Explosion d’un cargo spatial : le ravitaillement de l’ISS retardé

Jeudi 1er Décembre, l’agence spatiale russe, Roscosmos, a effectué le lancement d’un cargo de ravitaillement vers la station spatiale internationale. Cependant, quelques minutes après le décollage, le contact a été rompu : le cargo s’est consumé dans l’atmosphère. Un incident moins rare que ce que l’on pourrait penser, qui rappelle l’incroyable complexité du projet de station spatiale.

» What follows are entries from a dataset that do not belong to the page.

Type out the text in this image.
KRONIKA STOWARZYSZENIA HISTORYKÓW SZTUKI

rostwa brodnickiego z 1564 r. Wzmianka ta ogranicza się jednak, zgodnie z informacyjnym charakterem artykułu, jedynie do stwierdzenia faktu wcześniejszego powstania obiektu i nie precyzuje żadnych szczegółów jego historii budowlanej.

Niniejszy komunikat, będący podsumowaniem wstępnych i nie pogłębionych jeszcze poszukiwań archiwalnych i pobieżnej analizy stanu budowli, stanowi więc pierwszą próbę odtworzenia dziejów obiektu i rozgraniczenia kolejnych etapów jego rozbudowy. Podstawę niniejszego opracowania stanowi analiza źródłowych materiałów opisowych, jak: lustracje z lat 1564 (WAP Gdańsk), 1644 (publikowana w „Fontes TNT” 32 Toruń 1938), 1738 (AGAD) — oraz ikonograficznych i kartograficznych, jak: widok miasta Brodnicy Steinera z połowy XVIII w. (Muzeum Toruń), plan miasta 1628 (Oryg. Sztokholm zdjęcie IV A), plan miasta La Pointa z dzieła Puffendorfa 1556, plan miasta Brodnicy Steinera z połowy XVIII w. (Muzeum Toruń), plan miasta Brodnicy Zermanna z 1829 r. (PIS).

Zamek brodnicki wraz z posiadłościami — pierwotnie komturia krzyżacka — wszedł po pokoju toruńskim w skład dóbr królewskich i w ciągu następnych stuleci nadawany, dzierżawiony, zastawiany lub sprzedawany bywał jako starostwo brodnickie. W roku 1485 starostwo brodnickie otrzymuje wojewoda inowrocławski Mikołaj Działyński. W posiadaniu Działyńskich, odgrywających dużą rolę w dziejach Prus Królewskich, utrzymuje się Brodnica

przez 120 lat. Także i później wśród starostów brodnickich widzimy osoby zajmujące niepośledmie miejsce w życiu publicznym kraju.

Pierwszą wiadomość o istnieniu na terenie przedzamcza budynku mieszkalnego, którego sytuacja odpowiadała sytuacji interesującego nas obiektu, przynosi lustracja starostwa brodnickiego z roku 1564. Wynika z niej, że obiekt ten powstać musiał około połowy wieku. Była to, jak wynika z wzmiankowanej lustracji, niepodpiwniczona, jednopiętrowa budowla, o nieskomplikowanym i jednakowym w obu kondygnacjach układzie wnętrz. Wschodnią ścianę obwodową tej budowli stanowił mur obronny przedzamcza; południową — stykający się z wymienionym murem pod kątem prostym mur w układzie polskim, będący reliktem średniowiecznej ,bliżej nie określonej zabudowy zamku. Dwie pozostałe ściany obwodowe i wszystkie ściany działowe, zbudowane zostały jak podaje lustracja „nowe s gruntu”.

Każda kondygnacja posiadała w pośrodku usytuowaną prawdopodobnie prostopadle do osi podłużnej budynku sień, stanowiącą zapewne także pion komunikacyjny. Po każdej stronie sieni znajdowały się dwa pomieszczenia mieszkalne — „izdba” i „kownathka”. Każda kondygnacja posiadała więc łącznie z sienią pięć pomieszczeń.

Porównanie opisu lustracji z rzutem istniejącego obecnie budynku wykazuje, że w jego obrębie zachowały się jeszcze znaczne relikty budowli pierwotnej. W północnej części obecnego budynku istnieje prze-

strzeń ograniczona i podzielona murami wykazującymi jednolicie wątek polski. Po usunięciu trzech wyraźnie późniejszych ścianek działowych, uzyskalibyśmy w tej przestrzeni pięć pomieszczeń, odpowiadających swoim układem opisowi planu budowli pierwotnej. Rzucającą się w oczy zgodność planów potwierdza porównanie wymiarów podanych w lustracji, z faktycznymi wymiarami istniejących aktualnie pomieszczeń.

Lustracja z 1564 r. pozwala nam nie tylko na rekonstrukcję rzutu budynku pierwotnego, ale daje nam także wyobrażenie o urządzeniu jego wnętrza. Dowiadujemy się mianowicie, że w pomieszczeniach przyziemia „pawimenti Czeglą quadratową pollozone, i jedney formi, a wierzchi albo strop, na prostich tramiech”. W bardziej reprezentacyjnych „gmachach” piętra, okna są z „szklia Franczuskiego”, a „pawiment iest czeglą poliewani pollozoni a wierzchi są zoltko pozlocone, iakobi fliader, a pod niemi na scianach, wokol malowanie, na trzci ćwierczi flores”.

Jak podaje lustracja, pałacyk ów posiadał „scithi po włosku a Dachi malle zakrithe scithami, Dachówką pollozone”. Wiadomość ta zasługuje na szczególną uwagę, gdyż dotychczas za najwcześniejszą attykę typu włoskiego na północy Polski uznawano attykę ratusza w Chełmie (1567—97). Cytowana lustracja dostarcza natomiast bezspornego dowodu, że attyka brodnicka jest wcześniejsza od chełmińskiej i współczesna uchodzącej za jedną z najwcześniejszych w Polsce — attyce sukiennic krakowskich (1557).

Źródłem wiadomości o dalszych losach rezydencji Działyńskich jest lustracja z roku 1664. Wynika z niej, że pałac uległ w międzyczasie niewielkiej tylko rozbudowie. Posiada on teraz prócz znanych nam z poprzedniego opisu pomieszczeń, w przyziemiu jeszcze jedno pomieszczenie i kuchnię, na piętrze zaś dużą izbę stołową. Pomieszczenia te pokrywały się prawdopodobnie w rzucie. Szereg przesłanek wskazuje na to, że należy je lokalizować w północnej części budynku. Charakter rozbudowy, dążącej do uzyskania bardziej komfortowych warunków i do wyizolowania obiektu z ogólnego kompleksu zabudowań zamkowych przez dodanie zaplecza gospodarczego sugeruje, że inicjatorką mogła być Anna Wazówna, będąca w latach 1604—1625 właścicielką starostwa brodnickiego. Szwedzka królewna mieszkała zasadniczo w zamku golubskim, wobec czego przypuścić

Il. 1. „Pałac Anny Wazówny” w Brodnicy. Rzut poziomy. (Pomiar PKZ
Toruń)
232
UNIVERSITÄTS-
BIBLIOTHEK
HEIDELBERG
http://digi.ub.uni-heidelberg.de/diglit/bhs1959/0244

Une suite perpétuelle de sauts vers l’inconnu

Comme souvent mentionné dans plusieurs articles de ce blog, la Station Spatiale Internationale, ou ISS, est un projet d’une complexité hors du commun. Thomas Pesquet, spationaute français actuellement dans la station, disait en 2012, lors du TEDx Paris, qu’il s’agit là de « l’objet le plus complexe qui ait jamais été réalisé de main de l’homme ». Des dimensions colossales, un environnement particulièrement inhospitalier, et des conditions qui ne facilitent pas la construction : le projet a été titanesque. Différentes agences spatiales ont participé au projet, fruit d’une coopération remarquable. Et depuis le 2 novembre 2001, l’ISS a été habitée sans interruption : depuis plus de 15 ans, il y a toujours au moins un homme dans l’espace, à 400km au-dessus du globe. A tel point qu’il est commun d’oublier cette présence humaine en orbite basse.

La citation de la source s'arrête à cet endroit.